First, let’s note length: 10 to 12 minutes means 5 to 6 pages double-spaced.
Second, let’s talk handout. That is a one-page overview of your paper. Here’s some examples I have used:
Computers and Composition, Rhetoric Society of America
Third, let’s talk presentation. You have two options:
- To give a live presentation accompanied by a slide presentation
- To show a short documentary style movie
Regardless of which option you choose, I am going to require the presentations to (loosely) follow the Pecha Kucha format.
Because our presentations are capped at 5-6 minutes, I will ask you to make a presentation that is 20-24 slides at 15 seconds each. So, if you are talking live, the slides will play in the background.
This might seem like a lot of work, but it shouldn’t be.

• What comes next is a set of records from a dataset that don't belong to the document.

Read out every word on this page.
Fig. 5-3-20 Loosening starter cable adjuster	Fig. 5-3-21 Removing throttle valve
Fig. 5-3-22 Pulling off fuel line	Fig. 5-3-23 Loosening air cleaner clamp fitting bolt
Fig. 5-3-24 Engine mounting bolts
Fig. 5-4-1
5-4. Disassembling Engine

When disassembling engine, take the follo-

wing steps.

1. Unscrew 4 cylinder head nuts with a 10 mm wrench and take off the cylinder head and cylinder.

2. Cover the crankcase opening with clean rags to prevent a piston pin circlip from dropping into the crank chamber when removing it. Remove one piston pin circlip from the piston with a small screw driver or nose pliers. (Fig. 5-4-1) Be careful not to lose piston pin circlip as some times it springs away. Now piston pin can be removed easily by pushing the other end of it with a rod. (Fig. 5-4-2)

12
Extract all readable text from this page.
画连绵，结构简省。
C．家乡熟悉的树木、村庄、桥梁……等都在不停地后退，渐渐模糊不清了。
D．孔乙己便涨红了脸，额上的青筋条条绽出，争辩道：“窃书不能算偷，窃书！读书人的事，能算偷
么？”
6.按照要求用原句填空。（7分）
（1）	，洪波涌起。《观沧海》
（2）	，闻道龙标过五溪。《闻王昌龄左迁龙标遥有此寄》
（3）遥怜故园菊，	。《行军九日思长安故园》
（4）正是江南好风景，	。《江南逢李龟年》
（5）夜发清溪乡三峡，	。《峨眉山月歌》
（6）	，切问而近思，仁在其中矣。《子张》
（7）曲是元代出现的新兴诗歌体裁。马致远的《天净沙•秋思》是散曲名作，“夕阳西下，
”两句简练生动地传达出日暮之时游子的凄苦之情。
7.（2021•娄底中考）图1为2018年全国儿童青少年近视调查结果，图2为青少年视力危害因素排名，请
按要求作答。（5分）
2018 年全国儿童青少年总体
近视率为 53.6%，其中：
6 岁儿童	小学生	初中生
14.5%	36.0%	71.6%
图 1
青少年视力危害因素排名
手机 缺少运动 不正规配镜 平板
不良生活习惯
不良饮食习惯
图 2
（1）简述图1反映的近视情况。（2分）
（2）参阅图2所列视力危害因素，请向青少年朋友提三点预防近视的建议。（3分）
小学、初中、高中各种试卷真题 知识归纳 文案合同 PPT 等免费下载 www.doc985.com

Crash Course in Visual Rhetoric and Presentation Design
Today I’m going to try and cram as much substantive frames for thinking about presentation design as I can into one lecture.
Bullets are Bad I want to start with Edward Tufte’s classic “PowerPoint is Evil.” Tufte provides us with a sense for what *not* to do.
Images Spur Emotions I also want us to think about the substance of Dan Pink’s presentation above: the emotive potential of images to augment talks (and to think stylistically about the way he oscillates between photos that compliment his content and slides with words that amplify his central points).
The Basic C.R.A.P. One of the first books on design I encountered was Robin Williams’ Non-Designer’s Design Book. In it she offers four basic design principles: Contrast, Repetition, Alignment, and Proximity. Let’s look at a PowerPoint.
Let’s look at how Garr Reynolds, author of Presentation Zen, expands on Williams’ principles.
Typography It strikes me as a little ludicrous to try and explain typography in five minutes, but let’s give it a go. Let’s start with the basics (serif or sans-serif). Let’s look at some more advanced ideas.
Perhaps the best way to think about typography is to look at a few pechakucha presentations and pay attention to the kinds of fonts we see.
Color Just as images have the potential to trigger enhanced emotional responses, colors have the ability to influence our emotional states. Let’s turn to Maria Claudia Cortes’ Color in Motion.
An example of how I put this stuff into practice.
Presentation Expectations Take 2
Now that we have talked about visual rhetoric and design, let’s think about the rubric for the final presentations:
- Presentation Content: The material presented was meaningful and concise. As a listener, I could identify the speaker’s argument. The speaker provided evidence to support her claims
- Presentation Delivery: If a live presentation, then the speaker was able to give her talk while maintaining eye contact with the audience (some reading is ok, simply reading is not). If a video, the audio quality was sufficient that we could hear and enjoy the video. In both cases, the speaker was articulate, engaging, and well-paced.
- Presentation Design:
- The presentation follows Williams’ C.R.A.P. rules< (emphasis on contrast)/li>
- The typography looks contemporary; the presentation uses typography in an interesting way; the typography is engaging, not distracting or ugly
- The presentation uses images (if using a template, the presentation uses different images and not the stock images)
- The colors used in the presentation make rhetorical sense (rhetorical here means that the colors are used in a way to produce a particular effect on the audience that enhances/compliments/supports the presentation’s argumentative goals)
Homework
We will meet back in this lab on Tuesday to work on putting together Pecha Kucha’s using Windows Moviemaker (it is *really* easy).